The higher the K-S statistic, the more distinct the distributions between classes → the better the discriminative power.

In [None]:
# 1. Identify the most discriminative variables using the K-S Test
v_features = [f'V{i}' for i in range(1, 29)]
ks_stats = {}

for col in v_features:
    stat, _ = ks_2samp(df[df['Class'] == 0][col], df[df['Class'] == 1][col])
    ks_stats[col] = stat

# Select Top 10
top_10_features = sorted(ks_stats, key=ks_stats.get, reverse=True)[:10]
print(f"Top 10 discriminative features: {top_10_features}")

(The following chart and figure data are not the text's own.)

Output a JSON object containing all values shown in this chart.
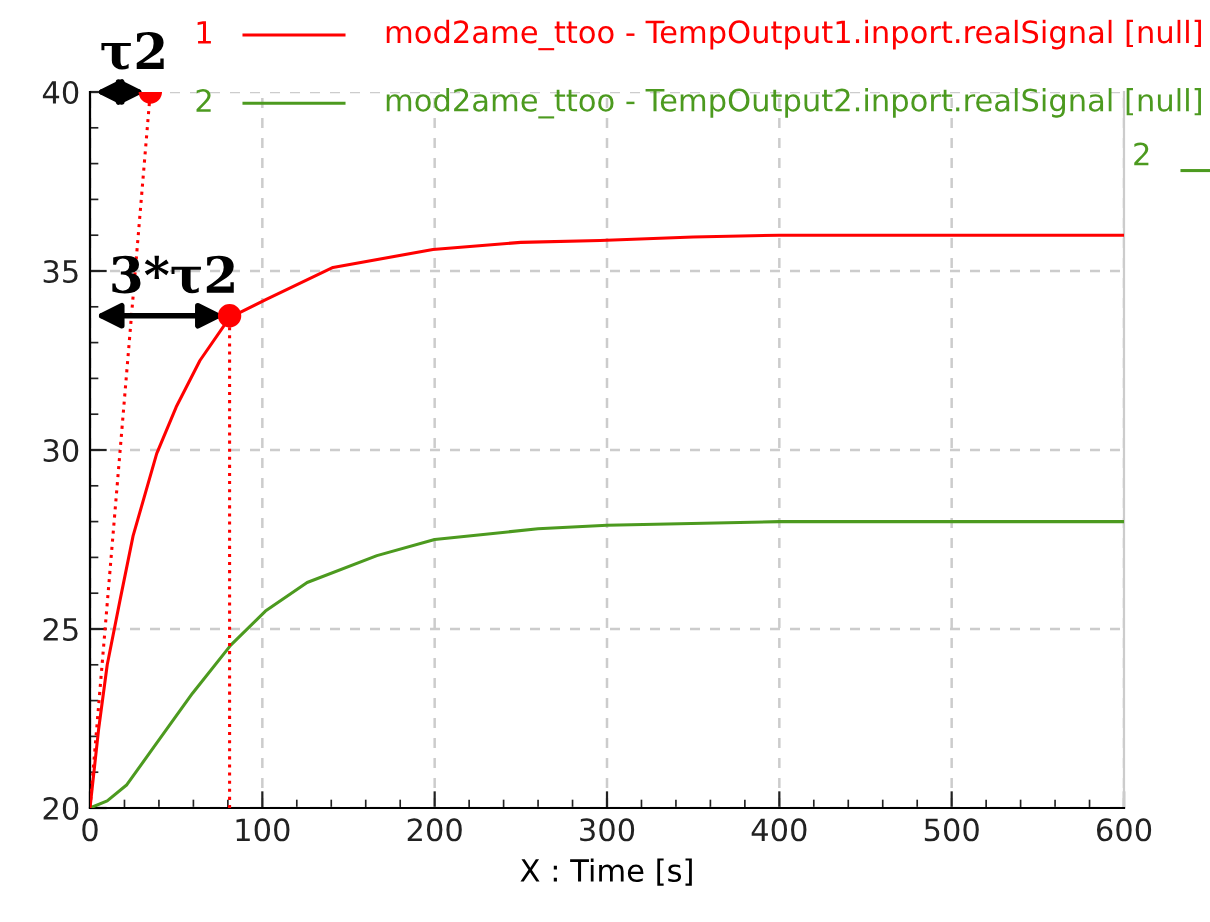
{
  "chart_data": {
    "type": "line",
    "xlabel": "X : Time [s]",
    "xlim": [
      0,
      600
    ],
    "xticks": [
      0,
      100,
      200,
      300,
      400,
      500,
      600
    ],
    "ylim": [
      20,
      40
    ],
    "yticks": [
      20,
      25,
      30,
      35,
      40
    ],
    "grid": true,
    "legend": "top right",
    "line_style": "solid",
    "series": [
      {
        "name": "mod2ame_ttoo - TempOutput1.inport.realSignal [null]",
        "color": "#ff0000",
        "x": [
          0,
          5,
          10,
          17.4,
          25,
          38.7,
          50,
          63.8,
          81,
          102,
          141,
          199,
          250,
          296,
          350,
          400,
          500,
          600
        ],
        "values": [
          20,
          22.2,
          24.0,
          25.8,
          27.6,
          29.9,
          31.2,
          32.5,
          33.7,
          34.2,
          35.1,
          35.6,
          35.8,
          35.85,
          35.95,
          36.0,
          36.0,
          36.0
        ]
      },
      {
        "name": "mod2ame_ttoo - TempOutput2.inport.realSignal [null]",
        "color": "#4c9a1f",
        "x": [
          0,
          10,
          21.4,
          37,
          59.4,
          81.7,
          101.8,
          126,
          166.5,
          200,
          260,
          300,
          400,
          500,
          600
        ],
        "values": [
          20,
          20.2,
          20.65,
          21.7,
          23.2,
          24.55,
          25.5,
          26.3,
          27.05,
          27.5,
          27.8,
          27.9,
          28.0,
          28.0,
          28.0
        ]
      },
      {
        "color": "#ff0000",
        "line_style": "dotted",
        "x": [
          0,
          35
        ],
        "values": [
          20,
          40
        ]
      },
      {
        "color": "#ff0000",
        "line_style": "dotted",
        "x": [
          81,
          81
        ],
        "values": [
          20,
          33.75
        ]
      },
      {
        "type": "scatter",
        "marker": "circle",
        "color": "#ff0000",
        "x": [
          35,
          81
        ],
        "values": [
          40,
          33.75
        ]
      }
    ],
    "annotations": [
      "1",
      "2",
      "2",
      {
        "text": "τ2",
        "x": 35,
        "y": 40
      },
      {
        "text": "3*τ2",
        "x": 81,
        "y": 33.75
      }
    ]
  }
}
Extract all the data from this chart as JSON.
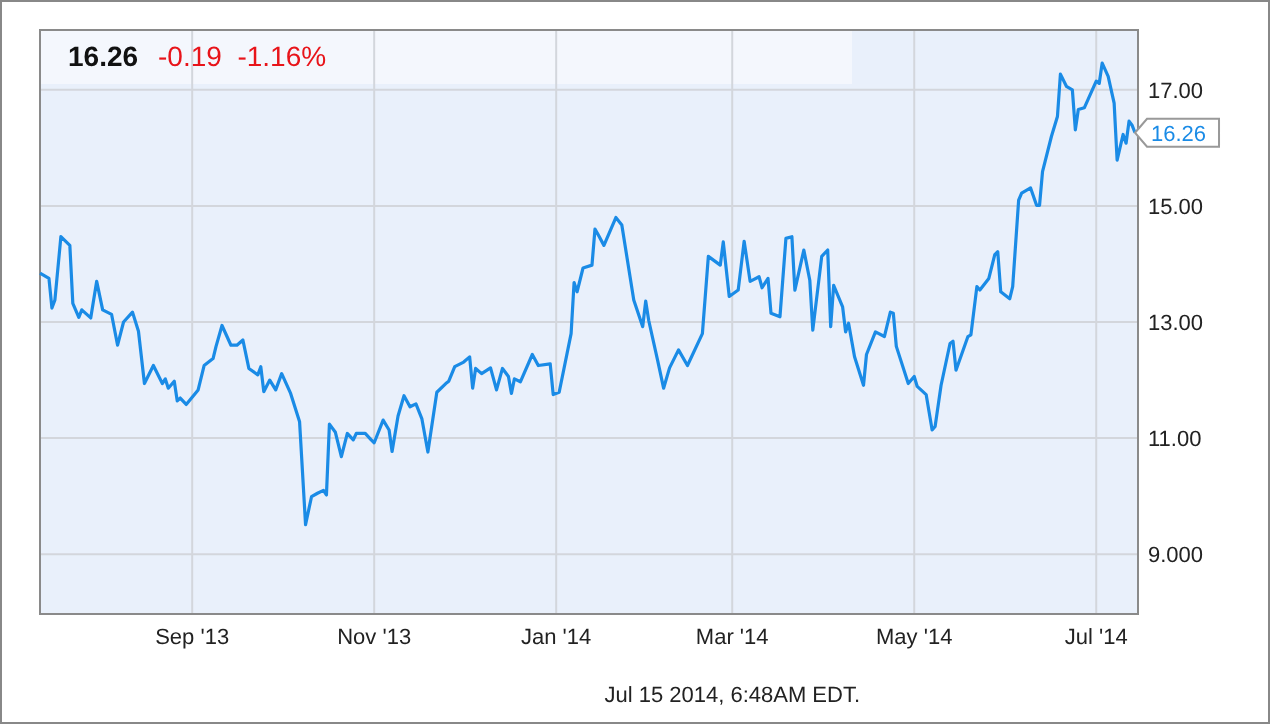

# 2. Visualization: Density Plots
fig, axes = plt.subplots(2, 5, figsize=(20, 10))
axes = axes.flatten()

for i, col in enumerate(top_10_features):
    sns.kdeplot(data=df, x=col, hue='Class', common_norm=False, ax=axes[i], fill=True)
    axes[i].set_title(f'{col} (K-S: {ks_stats[col]:.2f})')

plt.tight_layout()
plt.show()

In [None]:
# 3. Scatter Plot of critical variables (e.g., V14 vs V10, V12, V4)
fig, ax = plt.subplots(1, 3, figsize=(13, 4))
sns.scatterplot(data=df, x='V14', y='V10', hue='Class', s=8, palette='colorblind', ax=ax[0])
sns.scatterplot(data=df, x='V14', y='V12', hue='Class', s=8, palette='colorblind', ax=ax[1])
sns.scatterplot(data=df, x='V14', y='V4', hue='Class', s=8, palette='colorblind', ax=ax[2])

fig.suptitle('Detected Anomaly: V14 vs V10, V12, V4')
plt.tight_layout()
plt.show()

**Insight:** V14, V10, V12, V4, V11, V17, V3, V16, V7, V2 show strong separation, being V14 the most discriminative.